Check out the cool new monster swag at the Toy Fair 2010. Go halfway down the page for the monster stuff (and if you're also a comics geek like me, the first half of the page are new superhero toys).

http://www.cooltoyreview.com/TF2010/DST/default.asp


----------



## Howlinmadjack (Jul 20, 2009)

So cool, I'm a huge classics fan!! The only thing that I did'nt like was the fact they're not comin out until 2011 and 2012!! I want it NOW.... I think I'm channeling Veruca or something.


----------



## kprimm (Mar 14, 2009)

Those are pretty cool, will have to keep an eye out for them.


----------



## Haunted Bayou (Feb 16, 2007)

Cool...one of those toys has a black and gold spiral bra. Where can I get one of those?


----------



## Johnny Thunder (Feb 24, 2006)

*Plush Universal Monsters toys*

Aw, cute little guys. But where's Drac? and The Bride? Maybe in the next round.

http://www.dreadcentral.com/news/38324/universal-monsters-get-cuddly


----------



## RoxyBlue (Oct 6, 2008)

I saw these on your blog - they are so CUTE!

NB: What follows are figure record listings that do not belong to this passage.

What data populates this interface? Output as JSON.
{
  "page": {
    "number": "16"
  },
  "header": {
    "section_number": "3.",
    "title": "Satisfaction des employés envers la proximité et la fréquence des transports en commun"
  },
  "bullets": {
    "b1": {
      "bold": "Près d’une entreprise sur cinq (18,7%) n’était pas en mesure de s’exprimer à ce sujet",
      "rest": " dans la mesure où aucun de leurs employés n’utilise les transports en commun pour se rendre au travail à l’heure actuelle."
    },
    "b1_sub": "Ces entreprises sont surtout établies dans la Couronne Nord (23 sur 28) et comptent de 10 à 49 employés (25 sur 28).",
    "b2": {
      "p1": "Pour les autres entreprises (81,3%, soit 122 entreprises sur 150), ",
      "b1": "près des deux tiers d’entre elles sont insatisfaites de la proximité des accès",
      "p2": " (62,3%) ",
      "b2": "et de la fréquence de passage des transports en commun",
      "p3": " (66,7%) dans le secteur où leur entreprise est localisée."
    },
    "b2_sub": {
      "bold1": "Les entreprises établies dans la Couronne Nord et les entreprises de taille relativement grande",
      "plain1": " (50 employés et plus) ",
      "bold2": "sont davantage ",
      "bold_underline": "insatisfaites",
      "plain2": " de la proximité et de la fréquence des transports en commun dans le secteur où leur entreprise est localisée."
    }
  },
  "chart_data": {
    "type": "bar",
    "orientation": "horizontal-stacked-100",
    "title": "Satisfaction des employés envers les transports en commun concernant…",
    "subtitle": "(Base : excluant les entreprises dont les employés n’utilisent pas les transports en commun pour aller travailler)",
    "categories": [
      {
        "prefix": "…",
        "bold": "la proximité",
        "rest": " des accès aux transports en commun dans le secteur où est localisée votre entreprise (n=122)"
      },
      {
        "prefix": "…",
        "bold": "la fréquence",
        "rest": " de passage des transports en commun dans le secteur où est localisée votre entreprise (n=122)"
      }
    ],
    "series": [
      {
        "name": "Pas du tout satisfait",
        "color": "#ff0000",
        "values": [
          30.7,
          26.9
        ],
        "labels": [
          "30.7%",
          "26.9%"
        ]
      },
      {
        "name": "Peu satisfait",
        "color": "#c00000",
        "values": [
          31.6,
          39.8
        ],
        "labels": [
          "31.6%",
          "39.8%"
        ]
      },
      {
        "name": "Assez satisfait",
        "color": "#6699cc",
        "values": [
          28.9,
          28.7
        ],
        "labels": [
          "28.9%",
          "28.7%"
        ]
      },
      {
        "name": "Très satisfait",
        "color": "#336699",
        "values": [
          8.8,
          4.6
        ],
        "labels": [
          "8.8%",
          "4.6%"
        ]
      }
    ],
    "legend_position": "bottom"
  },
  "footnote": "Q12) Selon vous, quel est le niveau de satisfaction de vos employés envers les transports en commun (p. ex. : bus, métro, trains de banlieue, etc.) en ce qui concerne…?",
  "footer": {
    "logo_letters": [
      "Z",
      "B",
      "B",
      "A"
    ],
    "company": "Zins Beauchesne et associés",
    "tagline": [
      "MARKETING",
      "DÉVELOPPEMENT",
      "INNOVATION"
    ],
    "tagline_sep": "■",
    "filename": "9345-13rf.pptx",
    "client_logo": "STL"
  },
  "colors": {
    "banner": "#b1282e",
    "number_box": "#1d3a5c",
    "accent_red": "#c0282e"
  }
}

So, when is your birthday, JT?


----------



## Johnny Thunder (Feb 24, 2006)

Here's more monster toy goodness. Sweet!

http://www.dreadcentral.com/news/39496/universal-monsters-stalk-toy-aisles-once-more


----------



## RoxyBlue (Oct 6, 2008)

We'll have to see if the comic book store Spooky1 goes to will be carrying any of these.


----------